По этому резкому взмаху и беспричинному отступлению от позиции «не навреди малышу» Ася вдруг поняла, что Светлана привыкла пользоваться своей постоянной беременностью, манипулировать с ее помощью окружающими, вызывая у них сочувствие и желание в лепешку разбиться, но оказать любую, посильную и не совсем, помощь.

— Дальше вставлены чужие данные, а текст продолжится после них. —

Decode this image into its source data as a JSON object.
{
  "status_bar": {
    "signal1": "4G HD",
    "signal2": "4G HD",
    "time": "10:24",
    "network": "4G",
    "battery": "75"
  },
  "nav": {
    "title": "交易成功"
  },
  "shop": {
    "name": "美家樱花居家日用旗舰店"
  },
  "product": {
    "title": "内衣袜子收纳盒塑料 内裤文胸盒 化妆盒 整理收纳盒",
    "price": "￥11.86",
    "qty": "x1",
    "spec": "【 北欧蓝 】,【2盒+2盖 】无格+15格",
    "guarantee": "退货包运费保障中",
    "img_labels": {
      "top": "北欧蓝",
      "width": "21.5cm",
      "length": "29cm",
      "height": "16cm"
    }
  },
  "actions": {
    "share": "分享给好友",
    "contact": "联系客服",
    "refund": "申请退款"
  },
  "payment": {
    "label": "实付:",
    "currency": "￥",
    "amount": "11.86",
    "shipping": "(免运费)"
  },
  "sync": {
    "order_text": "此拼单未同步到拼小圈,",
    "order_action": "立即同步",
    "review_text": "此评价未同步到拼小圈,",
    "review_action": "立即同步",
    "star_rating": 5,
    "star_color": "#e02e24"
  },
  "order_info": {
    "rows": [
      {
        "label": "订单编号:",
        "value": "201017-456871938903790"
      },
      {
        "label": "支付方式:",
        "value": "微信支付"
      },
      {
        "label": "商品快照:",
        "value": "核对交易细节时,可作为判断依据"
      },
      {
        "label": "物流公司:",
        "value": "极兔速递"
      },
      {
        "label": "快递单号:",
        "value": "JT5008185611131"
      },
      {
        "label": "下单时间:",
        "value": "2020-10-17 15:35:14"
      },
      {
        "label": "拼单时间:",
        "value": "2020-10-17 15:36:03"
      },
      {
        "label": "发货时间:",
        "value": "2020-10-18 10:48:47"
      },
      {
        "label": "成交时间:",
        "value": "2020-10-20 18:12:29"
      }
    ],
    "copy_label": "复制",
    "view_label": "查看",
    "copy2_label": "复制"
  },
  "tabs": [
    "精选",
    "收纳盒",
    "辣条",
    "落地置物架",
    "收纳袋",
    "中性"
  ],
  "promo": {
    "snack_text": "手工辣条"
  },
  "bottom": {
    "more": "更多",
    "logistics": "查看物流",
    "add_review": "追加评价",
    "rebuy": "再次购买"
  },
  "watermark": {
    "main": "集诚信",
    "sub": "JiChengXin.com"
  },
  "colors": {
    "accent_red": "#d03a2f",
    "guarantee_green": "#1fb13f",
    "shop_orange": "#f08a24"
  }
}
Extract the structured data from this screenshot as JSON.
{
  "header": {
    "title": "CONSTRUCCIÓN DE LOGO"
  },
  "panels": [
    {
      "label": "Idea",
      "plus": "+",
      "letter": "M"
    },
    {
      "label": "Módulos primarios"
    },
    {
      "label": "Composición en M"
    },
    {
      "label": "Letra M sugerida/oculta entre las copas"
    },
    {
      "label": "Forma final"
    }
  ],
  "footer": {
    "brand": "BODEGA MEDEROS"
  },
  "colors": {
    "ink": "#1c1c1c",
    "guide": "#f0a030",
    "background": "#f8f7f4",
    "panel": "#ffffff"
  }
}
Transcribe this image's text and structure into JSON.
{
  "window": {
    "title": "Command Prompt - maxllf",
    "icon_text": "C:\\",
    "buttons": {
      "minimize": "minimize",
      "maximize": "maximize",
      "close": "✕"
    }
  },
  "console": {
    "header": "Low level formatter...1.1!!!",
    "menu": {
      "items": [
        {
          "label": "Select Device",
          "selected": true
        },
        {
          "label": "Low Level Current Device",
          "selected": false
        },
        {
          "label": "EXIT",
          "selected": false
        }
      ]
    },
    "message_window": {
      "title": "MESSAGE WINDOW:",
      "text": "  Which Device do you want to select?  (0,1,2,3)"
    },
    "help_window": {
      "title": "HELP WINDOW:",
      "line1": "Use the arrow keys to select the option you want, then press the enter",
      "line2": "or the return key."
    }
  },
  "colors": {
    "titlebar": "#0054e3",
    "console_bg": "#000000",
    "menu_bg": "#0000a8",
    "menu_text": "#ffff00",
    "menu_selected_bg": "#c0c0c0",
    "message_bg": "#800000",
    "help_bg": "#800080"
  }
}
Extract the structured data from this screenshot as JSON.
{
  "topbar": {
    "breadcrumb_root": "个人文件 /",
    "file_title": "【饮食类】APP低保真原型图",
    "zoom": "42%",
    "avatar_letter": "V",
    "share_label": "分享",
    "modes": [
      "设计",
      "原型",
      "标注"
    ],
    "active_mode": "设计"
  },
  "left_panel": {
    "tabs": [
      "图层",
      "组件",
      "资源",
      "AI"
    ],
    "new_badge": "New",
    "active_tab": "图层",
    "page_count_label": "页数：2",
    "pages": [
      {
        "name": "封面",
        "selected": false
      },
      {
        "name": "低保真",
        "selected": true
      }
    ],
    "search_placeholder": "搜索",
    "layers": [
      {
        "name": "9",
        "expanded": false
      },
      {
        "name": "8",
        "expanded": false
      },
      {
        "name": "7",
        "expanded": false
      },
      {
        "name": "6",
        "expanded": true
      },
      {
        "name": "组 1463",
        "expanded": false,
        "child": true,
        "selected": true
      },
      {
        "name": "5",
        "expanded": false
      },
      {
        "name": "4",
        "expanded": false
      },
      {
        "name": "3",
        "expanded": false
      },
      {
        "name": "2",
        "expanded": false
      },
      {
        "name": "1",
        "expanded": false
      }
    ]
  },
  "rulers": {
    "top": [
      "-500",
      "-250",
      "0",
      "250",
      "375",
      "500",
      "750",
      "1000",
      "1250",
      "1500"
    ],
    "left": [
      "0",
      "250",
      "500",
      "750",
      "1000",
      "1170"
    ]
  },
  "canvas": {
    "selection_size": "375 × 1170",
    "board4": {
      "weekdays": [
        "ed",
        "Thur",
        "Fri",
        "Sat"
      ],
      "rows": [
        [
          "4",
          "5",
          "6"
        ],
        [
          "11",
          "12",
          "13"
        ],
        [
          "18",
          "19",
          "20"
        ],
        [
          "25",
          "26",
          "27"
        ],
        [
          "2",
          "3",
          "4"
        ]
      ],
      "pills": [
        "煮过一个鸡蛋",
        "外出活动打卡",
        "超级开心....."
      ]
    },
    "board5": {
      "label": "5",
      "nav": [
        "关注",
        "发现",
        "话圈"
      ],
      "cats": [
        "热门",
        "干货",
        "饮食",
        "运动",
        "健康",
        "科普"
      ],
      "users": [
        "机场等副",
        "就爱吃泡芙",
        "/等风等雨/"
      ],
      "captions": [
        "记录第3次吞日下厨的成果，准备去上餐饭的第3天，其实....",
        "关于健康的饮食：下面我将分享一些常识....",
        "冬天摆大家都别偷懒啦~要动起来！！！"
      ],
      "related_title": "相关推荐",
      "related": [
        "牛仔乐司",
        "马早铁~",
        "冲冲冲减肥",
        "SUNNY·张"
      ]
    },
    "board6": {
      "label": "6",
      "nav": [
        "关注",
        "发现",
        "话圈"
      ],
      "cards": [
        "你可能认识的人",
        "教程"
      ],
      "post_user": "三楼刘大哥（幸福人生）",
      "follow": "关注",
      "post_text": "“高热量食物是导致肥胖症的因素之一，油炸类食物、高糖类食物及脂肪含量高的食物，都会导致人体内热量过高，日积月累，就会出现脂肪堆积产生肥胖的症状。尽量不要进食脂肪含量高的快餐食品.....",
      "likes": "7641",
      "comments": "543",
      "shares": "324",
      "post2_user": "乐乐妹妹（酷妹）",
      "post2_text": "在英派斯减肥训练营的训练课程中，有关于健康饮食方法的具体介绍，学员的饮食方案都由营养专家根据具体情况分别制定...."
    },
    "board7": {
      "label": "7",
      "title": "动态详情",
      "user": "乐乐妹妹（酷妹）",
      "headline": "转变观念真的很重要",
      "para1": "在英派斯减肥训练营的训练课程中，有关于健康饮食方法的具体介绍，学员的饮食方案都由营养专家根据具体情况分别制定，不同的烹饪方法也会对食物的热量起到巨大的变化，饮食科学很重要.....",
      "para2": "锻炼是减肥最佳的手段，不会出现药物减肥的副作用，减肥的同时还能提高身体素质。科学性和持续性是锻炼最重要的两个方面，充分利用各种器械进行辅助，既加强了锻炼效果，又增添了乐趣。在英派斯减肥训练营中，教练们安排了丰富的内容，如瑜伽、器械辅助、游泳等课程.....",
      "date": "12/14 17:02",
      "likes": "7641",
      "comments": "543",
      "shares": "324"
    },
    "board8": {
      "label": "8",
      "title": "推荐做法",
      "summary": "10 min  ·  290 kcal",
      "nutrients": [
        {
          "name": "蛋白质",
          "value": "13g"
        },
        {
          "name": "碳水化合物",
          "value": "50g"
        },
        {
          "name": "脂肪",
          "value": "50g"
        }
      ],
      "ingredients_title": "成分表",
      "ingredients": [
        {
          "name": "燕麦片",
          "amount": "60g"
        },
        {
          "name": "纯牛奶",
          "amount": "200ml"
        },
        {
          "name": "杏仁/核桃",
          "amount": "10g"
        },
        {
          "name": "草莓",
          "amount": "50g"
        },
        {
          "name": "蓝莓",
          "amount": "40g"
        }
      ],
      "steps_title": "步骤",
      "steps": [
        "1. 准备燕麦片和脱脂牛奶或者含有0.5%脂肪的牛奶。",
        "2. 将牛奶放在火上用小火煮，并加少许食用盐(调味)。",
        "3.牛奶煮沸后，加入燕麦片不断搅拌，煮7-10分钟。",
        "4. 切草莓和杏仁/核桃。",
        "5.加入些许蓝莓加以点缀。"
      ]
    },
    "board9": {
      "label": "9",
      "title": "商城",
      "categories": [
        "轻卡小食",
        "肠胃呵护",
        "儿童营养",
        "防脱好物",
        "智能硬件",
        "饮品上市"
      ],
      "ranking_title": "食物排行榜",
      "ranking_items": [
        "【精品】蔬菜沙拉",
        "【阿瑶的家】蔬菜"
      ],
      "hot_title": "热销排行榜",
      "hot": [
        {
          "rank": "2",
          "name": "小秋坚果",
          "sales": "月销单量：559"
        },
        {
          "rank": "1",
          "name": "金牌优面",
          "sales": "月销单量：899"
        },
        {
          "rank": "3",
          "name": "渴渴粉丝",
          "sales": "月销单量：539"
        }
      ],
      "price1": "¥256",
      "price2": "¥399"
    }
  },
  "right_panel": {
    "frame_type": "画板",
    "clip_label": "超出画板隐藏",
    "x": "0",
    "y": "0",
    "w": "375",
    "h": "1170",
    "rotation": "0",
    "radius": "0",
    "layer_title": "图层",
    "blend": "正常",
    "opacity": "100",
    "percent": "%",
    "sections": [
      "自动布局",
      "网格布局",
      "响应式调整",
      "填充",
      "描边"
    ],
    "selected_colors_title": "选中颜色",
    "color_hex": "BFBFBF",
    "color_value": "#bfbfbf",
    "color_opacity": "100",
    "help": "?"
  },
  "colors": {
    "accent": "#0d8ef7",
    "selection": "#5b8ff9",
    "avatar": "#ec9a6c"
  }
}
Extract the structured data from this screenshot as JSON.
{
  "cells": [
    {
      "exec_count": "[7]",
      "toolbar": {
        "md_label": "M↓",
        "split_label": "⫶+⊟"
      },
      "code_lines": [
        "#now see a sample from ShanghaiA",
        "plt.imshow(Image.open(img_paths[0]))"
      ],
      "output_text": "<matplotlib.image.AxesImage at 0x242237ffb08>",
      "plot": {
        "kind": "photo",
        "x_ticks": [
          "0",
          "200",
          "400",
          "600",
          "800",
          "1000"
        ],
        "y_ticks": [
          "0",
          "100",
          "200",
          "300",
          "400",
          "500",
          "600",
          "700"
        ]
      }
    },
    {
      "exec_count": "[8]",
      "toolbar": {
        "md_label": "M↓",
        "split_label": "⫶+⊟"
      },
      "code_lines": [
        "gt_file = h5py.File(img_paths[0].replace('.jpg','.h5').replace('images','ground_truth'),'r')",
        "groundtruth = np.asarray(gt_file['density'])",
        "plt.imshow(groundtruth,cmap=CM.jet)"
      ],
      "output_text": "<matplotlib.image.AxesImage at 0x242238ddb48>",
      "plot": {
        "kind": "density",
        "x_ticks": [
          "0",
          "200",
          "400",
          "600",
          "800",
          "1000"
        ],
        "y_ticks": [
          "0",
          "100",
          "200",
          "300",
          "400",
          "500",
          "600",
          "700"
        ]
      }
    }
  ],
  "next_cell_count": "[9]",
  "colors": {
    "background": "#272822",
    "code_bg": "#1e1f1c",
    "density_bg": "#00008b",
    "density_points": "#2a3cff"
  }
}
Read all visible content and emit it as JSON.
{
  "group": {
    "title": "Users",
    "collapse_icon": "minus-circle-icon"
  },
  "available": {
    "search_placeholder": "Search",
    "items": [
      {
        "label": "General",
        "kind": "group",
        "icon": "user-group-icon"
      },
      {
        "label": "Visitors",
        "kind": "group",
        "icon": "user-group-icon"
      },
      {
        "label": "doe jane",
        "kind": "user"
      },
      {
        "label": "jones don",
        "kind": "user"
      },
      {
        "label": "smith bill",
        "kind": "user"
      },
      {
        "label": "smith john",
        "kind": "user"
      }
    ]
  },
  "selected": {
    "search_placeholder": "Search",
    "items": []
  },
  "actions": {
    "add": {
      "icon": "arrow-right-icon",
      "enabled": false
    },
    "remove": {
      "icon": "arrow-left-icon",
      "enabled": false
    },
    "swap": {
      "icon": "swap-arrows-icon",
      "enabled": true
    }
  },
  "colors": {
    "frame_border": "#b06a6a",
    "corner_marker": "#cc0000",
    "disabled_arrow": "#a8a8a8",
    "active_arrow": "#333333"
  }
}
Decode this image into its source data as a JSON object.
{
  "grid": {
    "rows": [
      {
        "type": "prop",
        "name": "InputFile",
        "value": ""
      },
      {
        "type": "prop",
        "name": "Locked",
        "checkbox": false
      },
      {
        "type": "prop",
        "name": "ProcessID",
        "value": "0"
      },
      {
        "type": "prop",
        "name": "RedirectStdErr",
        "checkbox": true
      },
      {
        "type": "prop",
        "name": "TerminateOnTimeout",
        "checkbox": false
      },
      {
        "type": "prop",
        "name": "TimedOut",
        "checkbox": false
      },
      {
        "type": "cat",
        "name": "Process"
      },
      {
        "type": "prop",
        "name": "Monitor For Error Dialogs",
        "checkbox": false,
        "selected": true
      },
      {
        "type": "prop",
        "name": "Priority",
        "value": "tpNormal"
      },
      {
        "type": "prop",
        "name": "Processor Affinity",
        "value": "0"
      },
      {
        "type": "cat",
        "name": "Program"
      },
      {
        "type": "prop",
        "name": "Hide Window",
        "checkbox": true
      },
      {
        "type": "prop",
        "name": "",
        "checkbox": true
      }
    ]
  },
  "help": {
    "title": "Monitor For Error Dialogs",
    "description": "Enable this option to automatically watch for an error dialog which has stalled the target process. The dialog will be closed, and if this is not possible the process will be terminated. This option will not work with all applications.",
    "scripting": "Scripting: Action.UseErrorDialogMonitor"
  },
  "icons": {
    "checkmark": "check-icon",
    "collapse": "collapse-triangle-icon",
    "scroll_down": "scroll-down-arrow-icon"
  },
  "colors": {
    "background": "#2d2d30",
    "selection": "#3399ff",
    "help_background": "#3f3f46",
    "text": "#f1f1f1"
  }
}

«Вредно же!» – хотела сказать Ася, глядя, как Светлана поднесла к губам маленькую чашечку с кофе. Но она понимала – одно слово, и Светлана пожалеет о своей откровенности. Допьет кофе и уйдет, унося с собой так и не рассказанную тайну Агнии. И поэтому Асе оставалось молчать и гипнотизировать собеседницу умоляющим взглядом.
– Вы так и не рассказали…
– Ты, – поправила Светлана, ставя пустую чашку на стол. – Давай на «ты».
– Ты так и не рассказала, за что тебя прокляла мать.
– Ты, наверное, подумала, что за проституцию? – Светлана заглянула в чашку в надежде отыскать в ней хоть глоток кофе и разочарованно поставила ее на стол. – Это, конечно, тоже было. Но тут мать глаза закрывала – сама небось по молодости баловалась. Сначала я, как водится, сходила замуж. Восемнадцать стукнуло – и вперед, в дамки. И что? Сменила шило на мыло. Пьющих отца и мать обменяла на таких же свекра и свекруху. Муженек мой, Пашка, тоже не дурак был выпить. А как напьется, так начинает: давай ребенка сделаем. Это он так секс называл. Вроде как прилично звучит – давай сделаем ребенка. А куда его делать? Еще одного алкаша? У меня из-за этих слов прямо отвращение какое-то к процессу производства детей выработалось. Постепенно и сама начала к бутылке прикладываться.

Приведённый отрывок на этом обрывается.